Ideally, in the Asean Economic Community spirit of freer movement of goods, they should be slashed to five per cent,” said Master Builders Association Malaysia (MBAM) president Matthew Tee.

He explained that reduction in import duties would lead to high productivity and encourage industry players to invest in high-capacity machineries.

"MBAM is only asking for a reduction of the duties on machineries that are not manufactured in Malaysia," he told reporters after the association's dialogue session with 26 other construction trade lobby groups, held here today.

A majority of the construction machinery in Malaysia is quite old, there would be huge opportunities for construction machinery companies to explore, penetrate and expand their businesses, to support the implementation of projects in the country.

"The MBAM is encouraging the use of newer machinery to improve efficiency and also for safety purposes, as older ones, may have a higher safety risk due to metal fatigue," he said.

“We have been putting our appeals since 2006. Effective 11th June 2015, the government had cut import taxes on three out of 10 tariff codes we had submitted," Tee said.

So far, the government has reduced the 10 per cent import duties to 5 per cent on machinery categorised under HS 8429.51.000, HS 8430.41.000 and HS 8431.43.000.

The remaining machinery under the seven tariff codes that are still slapped with import tax ranging between 20 and 30 per cent are HS 8704.10.211 for new dumpers designed for off-highway not exceeding 38 tonnes; HS 8705.10.000 for crane lorries; HS8705.90.000 for special purpose motor vehicles; HS 8429.11.000 for self-propelled bulldozers and track-laying; HS 8429.40.110 for vibratory road rollers; HS 8429.59.000 for excavators, shovel loaders, tamping machines; and HS 8430.69.000 for other moving, grading and boring machinery.

An uncertain global economic outlook and weak ringgit has hurt the bottomline of many contractors.

“At the start of the year when the ringgit was stronger, we had companies tendering for projects.

But now that the currency has weakened considerably, they are in a fix when it comes to accepting the award, as the cost of construction is now much higher,” Tee said.

He pointed out that profit margins within the competitive construction sector were already tight to begin with.

"Some members that are in a tough spot, as they are undecided as to whether or not to accept the jobs they had won,” he added.

It is now five months into the implementation of the Goods and Services Tax (GST) on April 1.

MBAM highlighted that many of its members face tight cashflow as they have yet to receive refunds despite waiting for at least three months after submitting their input tax claims to Customs.

"Some building material suppliers are operating on single digit profits margins. When they cannot get the refunds on time, they suffer."

Cash flow problems is having a negative chain effect. Some businesses are using reserve funds that are meant for future capital expenditure or have to borrow more money from the bank.

They end up paying more interest, leading to a rise in the cost of doing business.

MBAM also highlighted that contractors do not accept the Employment Insurance Scheme (EIS) proposed under the Budget 2015 as it is seen to be unecessarily raising cost of doing business.

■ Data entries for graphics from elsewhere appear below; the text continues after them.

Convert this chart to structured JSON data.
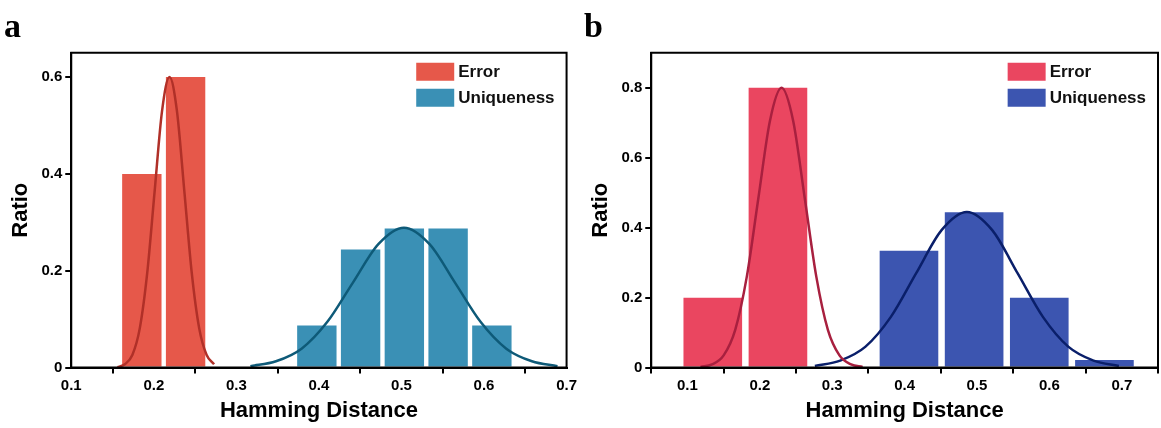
{
  "chart_data": [
    {
      "type": "histogram",
      "title": "a",
      "xlabel": "Hamming Distance",
      "ylabel": "Ratio",
      "xlim": [
        0.1,
        0.7
      ],
      "xticks": [
        0.1,
        0.2,
        0.3,
        0.4,
        0.5,
        0.6,
        0.7
      ],
      "ylim": [
        0,
        0.65
      ],
      "yticks": [
        0,
        0.2,
        0.4,
        0.6
      ],
      "grid": false,
      "legend": "top right",
      "series": [
        {
          "name": "Error",
          "color": "#e6584a",
          "bins": [
            0.159,
            0.212,
            0.265
          ],
          "values": [
            0.4,
            0.6
          ]
        },
        {
          "name": "Uniqueness",
          "color": "#3a90b5",
          "bins": [
            0.371,
            0.424,
            0.477,
            0.53,
            0.583,
            0.636
          ],
          "values": [
            0.087,
            0.244,
            0.287,
            0.287,
            0.087
          ]
        },
        {
          "type": "line",
          "color": "#b03028",
          "x": [
            0.156,
            0.165,
            0.174,
            0.183,
            0.192,
            0.201,
            0.21,
            0.219,
            0.228,
            0.237,
            0.246,
            0.255,
            0.264,
            0.273
          ],
          "values": [
            0.001,
            0.007,
            0.026,
            0.081,
            0.195,
            0.364,
            0.53,
            0.6,
            0.53,
            0.364,
            0.195,
            0.081,
            0.026,
            0.007
          ]
        },
        {
          "type": "line",
          "color": "#0e5a78",
          "x": [
            0.317,
            0.348,
            0.379,
            0.41,
            0.441,
            0.472,
            0.503,
            0.534,
            0.565,
            0.596,
            0.627,
            0.658,
            0.689
          ],
          "values": [
            0.003,
            0.013,
            0.039,
            0.094,
            0.175,
            0.255,
            0.289,
            0.255,
            0.175,
            0.094,
            0.039,
            0.013,
            0.003
          ]
        }
      ]
    },
    {
      "type": "histogram",
      "title": "b",
      "xlabel": "Hamming Distance",
      "ylabel": "Ratio",
      "xlim": [
        0.05,
        0.75
      ],
      "xticks": [
        0.1,
        0.2,
        0.3,
        0.4,
        0.5,
        0.6,
        0.7
      ],
      "ylim": [
        0,
        0.9
      ],
      "yticks": [
        0,
        0.2,
        0.4,
        0.6,
        0.8
      ],
      "grid": false,
      "legend": "top right",
      "series": [
        {
          "name": "Error",
          "color": "#ea4660",
          "bins": [
            0.09,
            0.18,
            0.27
          ],
          "values": [
            0.2,
            0.8
          ]
        },
        {
          "name": "Uniqueness",
          "color": "#3c55b0",
          "bins": [
            0.361,
            0.451,
            0.541,
            0.631,
            0.721
          ],
          "values": [
            0.334,
            0.444,
            0.2,
            0.022
          ]
        },
        {
          "type": "line",
          "color": "#a8203f",
          "x": [
            0.118,
            0.134,
            0.15,
            0.166,
            0.182,
            0.198,
            0.214,
            0.23,
            0.246,
            0.262,
            0.278,
            0.294,
            0.31,
            0.326,
            0.342
          ],
          "values": [
            0.002,
            0.009,
            0.035,
            0.108,
            0.26,
            0.485,
            0.706,
            0.8,
            0.706,
            0.485,
            0.26,
            0.108,
            0.035,
            0.009,
            0.002
          ]
        },
        {
          "type": "line",
          "color": "#0a1f6a",
          "x": [
            0.276,
            0.311,
            0.346,
            0.381,
            0.416,
            0.451,
            0.486,
            0.521,
            0.556,
            0.591,
            0.626,
            0.661,
            0.696
          ],
          "values": [
            0.005,
            0.02,
            0.06,
            0.145,
            0.27,
            0.393,
            0.445,
            0.393,
            0.27,
            0.145,
            0.06,
            0.02,
            0.005
          ]
        }
      ]
    }
  ]
}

While the well-intentioned EIS seeks to give temporary financial relief, reskilling and upskilling for retrenched employees, Tee said, "the implementation will punish good employers and reward the bad employers instead."

He explained that the EIS is not necessary as the current termination benefits are already sufficient. Excess funds from Social Security Organisation (SOCSO) and Human Resources Development Fund (HRDF) can be channelled for these purpose.